Esme Harwood, Director at Barclaycard, said: “As inflation and energy bills rise, Brits feel increasingly concerned about their already- squeezed personal finances. Cut-backs are affecting non-essential spending on clothing, department stores and restaurants. Many Brits intend to reduce festive spending on presents and parties in an effort to save money.

“Bars, pubs & clubs are bucking the trend – they enjoyed a strong early November thanks to the rugby, cricket and Formula 1. There’s a good chance this growth will continue as football fans gather to watch the later stages of the World Cup.”

On the markets this morning, the FTSE 100 has edged back 0.1% to 7,561.3pts.

Risers include McBride, up 6.8% to 21.9p, Marston’s, up 1.8% to 39.4p and Cranswick, up 1.8% to 3,194p.

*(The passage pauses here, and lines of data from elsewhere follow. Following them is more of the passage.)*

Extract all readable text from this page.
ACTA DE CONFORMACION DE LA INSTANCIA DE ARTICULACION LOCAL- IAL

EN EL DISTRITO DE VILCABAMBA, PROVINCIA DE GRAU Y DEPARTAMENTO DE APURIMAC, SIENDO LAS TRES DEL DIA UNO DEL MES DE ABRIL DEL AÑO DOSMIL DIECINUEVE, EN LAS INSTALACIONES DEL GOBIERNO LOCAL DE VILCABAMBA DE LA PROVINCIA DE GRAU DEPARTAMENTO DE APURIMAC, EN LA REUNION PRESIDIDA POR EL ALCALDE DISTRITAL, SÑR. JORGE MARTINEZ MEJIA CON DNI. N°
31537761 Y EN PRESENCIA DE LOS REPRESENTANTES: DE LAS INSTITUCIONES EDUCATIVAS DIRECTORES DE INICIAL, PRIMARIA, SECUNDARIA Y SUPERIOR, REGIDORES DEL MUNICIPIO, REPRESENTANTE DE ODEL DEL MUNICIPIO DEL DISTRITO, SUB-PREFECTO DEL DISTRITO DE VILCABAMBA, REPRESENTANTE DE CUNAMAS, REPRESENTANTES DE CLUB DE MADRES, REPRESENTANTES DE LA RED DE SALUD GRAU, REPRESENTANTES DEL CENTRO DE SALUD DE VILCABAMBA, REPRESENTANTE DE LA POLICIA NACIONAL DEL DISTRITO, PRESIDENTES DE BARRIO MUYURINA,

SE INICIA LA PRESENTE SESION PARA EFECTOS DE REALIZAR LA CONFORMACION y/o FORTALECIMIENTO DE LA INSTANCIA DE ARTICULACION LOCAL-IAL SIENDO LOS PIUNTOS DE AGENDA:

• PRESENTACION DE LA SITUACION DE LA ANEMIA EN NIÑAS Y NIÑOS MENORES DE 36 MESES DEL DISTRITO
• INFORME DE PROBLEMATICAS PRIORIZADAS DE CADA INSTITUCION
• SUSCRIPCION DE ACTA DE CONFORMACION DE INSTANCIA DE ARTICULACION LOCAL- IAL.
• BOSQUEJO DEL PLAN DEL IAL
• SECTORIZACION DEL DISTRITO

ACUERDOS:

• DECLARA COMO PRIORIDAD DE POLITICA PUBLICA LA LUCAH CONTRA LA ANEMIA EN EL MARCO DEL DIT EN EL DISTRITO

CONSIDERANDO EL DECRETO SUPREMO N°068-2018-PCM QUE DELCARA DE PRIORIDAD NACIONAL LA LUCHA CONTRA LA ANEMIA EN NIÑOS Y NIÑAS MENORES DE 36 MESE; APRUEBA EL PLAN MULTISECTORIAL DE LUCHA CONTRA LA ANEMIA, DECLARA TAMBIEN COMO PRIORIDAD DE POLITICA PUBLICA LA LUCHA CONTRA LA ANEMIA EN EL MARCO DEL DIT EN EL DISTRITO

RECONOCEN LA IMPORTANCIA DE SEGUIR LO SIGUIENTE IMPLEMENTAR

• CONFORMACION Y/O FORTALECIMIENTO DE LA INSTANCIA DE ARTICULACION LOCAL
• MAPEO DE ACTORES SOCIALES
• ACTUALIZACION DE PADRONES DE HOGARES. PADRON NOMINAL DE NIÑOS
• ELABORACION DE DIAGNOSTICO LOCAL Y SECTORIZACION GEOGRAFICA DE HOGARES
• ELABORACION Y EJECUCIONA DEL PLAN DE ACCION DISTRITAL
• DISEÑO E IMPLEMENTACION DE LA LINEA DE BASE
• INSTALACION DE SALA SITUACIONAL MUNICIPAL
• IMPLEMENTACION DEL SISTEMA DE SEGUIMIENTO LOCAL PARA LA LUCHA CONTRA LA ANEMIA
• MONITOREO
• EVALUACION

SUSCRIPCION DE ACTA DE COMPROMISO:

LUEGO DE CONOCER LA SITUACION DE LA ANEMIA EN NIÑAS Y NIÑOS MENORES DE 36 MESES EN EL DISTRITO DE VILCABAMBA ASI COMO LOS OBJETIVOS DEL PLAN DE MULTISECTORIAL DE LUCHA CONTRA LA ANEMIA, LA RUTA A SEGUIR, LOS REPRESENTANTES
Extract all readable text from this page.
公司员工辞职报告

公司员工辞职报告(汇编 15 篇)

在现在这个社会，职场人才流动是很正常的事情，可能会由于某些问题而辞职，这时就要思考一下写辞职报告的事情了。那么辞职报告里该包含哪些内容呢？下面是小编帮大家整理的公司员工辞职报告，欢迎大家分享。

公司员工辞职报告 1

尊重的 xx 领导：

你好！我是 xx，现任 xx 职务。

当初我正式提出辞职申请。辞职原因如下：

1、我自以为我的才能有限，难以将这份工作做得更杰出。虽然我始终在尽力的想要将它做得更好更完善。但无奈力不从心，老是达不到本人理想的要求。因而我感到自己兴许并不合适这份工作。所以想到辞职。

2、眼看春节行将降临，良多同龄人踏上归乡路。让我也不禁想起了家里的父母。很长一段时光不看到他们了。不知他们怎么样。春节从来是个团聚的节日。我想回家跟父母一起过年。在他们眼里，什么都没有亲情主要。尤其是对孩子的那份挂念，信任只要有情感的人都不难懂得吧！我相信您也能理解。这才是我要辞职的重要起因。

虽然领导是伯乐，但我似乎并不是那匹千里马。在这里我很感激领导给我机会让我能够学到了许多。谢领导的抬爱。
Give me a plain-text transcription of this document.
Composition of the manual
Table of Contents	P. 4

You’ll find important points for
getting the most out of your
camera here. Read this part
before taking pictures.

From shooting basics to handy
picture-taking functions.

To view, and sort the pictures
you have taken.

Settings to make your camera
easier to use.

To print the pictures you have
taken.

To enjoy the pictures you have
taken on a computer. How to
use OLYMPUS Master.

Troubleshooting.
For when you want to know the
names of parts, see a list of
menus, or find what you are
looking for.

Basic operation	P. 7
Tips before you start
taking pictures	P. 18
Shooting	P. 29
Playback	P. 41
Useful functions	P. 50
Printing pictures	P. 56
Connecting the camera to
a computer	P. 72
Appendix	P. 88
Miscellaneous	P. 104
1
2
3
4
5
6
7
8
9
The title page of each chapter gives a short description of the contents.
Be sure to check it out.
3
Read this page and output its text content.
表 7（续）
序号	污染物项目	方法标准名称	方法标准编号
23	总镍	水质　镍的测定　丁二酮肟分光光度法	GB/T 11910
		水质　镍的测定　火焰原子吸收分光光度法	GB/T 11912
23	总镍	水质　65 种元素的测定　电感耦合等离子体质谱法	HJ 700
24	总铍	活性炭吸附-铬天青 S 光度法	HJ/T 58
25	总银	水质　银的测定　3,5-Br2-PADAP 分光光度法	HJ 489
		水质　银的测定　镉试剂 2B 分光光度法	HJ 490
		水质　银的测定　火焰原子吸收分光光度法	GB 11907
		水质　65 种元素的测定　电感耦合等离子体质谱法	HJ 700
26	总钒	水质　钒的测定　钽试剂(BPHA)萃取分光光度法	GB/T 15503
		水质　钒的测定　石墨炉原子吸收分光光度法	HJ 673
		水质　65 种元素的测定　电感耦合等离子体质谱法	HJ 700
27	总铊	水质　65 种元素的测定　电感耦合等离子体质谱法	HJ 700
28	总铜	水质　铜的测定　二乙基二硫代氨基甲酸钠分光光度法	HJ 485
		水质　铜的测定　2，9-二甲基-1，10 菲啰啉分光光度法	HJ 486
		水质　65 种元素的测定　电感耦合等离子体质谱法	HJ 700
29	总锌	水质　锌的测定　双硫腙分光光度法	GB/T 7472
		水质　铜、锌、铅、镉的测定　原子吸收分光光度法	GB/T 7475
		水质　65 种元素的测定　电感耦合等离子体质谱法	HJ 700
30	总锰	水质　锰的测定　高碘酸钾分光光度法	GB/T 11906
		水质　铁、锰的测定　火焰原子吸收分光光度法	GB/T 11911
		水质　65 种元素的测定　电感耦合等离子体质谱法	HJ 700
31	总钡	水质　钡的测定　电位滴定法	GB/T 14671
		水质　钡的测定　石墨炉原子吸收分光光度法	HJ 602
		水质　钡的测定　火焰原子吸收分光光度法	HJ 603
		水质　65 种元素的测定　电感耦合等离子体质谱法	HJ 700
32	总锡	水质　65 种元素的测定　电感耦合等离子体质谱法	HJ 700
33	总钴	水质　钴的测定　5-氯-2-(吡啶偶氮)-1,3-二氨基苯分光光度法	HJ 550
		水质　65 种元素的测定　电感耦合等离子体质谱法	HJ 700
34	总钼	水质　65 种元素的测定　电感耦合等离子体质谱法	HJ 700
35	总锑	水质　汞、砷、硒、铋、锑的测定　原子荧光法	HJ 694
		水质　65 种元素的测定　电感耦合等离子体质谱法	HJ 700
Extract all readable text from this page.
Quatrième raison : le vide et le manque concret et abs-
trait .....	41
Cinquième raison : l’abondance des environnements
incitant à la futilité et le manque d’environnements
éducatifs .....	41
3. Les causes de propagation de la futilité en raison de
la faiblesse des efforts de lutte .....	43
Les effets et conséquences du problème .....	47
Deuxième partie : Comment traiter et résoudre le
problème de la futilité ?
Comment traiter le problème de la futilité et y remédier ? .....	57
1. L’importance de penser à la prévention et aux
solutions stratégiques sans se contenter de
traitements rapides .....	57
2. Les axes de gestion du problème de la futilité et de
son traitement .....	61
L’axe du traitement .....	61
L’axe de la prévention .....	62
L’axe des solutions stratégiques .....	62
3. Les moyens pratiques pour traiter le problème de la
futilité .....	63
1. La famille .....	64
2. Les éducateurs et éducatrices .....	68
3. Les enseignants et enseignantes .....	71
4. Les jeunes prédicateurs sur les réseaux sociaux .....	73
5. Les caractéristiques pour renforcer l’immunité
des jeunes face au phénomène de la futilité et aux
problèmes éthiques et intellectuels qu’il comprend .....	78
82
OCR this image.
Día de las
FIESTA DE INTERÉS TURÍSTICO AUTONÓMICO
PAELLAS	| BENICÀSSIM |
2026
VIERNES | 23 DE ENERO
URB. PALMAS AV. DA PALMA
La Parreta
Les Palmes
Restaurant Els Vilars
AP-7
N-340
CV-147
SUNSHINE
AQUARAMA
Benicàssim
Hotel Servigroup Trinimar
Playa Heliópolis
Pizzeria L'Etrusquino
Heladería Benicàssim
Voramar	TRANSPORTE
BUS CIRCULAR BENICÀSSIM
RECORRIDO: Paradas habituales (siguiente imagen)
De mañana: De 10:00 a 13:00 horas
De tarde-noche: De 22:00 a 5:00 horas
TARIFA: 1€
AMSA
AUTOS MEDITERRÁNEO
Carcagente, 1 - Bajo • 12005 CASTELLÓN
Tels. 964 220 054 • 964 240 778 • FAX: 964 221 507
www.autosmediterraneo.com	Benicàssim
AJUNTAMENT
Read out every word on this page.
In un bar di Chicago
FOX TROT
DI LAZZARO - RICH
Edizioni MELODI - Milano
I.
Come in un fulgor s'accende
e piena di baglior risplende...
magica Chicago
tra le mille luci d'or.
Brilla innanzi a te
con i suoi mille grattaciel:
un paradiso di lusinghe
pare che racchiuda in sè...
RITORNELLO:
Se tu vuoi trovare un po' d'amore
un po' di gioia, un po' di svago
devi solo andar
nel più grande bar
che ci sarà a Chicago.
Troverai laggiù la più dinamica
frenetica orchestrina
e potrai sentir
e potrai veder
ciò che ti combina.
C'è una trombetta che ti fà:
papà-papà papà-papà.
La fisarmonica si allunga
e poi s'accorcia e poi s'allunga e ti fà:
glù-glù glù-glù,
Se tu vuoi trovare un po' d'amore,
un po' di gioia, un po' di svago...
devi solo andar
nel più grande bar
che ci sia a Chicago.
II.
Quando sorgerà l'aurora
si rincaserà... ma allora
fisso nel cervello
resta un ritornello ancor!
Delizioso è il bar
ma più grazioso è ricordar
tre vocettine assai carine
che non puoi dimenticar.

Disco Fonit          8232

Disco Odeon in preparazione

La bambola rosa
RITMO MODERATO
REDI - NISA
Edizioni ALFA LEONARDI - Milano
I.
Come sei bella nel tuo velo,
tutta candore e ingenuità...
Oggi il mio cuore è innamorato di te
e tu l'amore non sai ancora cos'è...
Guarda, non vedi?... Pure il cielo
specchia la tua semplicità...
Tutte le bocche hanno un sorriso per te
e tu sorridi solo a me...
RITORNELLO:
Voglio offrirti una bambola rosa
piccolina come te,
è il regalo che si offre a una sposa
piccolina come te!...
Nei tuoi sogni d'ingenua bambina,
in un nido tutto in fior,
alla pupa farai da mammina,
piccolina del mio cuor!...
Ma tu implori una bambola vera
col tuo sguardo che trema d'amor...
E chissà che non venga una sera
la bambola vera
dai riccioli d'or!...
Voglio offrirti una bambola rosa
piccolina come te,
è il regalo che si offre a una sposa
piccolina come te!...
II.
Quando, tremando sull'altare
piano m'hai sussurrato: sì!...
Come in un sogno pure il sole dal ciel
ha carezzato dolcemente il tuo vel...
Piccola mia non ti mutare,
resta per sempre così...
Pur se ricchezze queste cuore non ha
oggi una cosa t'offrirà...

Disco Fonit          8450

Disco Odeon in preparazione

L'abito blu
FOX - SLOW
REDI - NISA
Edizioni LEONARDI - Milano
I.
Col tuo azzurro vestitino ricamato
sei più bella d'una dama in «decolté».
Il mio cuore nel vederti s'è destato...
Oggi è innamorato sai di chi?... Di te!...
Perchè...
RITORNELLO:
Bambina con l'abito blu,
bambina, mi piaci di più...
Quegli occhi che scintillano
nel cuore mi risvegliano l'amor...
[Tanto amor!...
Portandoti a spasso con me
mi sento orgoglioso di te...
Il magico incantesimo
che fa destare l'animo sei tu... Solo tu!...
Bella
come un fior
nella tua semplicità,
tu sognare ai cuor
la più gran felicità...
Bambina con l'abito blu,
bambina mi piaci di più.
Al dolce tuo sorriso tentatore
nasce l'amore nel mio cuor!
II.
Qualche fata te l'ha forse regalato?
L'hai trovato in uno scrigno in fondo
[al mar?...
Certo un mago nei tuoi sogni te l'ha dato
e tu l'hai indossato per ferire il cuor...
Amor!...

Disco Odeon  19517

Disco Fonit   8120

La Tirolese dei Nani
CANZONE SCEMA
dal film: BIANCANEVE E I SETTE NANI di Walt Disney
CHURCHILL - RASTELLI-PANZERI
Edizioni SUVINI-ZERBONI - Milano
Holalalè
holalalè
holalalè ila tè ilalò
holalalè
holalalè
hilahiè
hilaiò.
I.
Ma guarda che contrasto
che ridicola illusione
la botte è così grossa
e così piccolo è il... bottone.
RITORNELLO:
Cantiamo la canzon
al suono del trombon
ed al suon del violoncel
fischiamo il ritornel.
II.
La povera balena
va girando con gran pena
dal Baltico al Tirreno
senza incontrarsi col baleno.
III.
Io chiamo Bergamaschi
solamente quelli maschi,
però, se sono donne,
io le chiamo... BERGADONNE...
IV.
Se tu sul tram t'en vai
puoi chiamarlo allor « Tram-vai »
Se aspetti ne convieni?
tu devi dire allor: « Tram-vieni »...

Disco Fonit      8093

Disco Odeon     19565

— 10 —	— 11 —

Fallers include Deliveroo, down 2.4% to 89.9p, Kerry Group, down 2.1% to €89.08 and Glanbia, down 1.6% to €11.37.

Yesterday in the City

The FTSE 100 started the week rising 0.2% to 7,567.5pts.

Risers included AG Barr, up 6.5% to 538p after its purchase of Boost energy drinks for a deal worth up to £32m.

Other risers included Kerry Group, up 2.3% to 91p, Pets at Home, up 2.1% to 277.4p, Devro, up 1.6% to 309p, Haleon, up 1.2% to 295p, Compass Group, up 1.1% to 1,896p and Greencore, up 0.8% to 65.5p.

Fallers included FeverTree, down 4% to 1,143p, Virgin Wines, down 2.8% to 69.5p, McBride, down 2.4% to 20.5p, Just Eat, down 2.4% to 1,905.2p, Deliveroo, down 2.3% to 92.2p and Naked Wines, down 2.1% to 95p.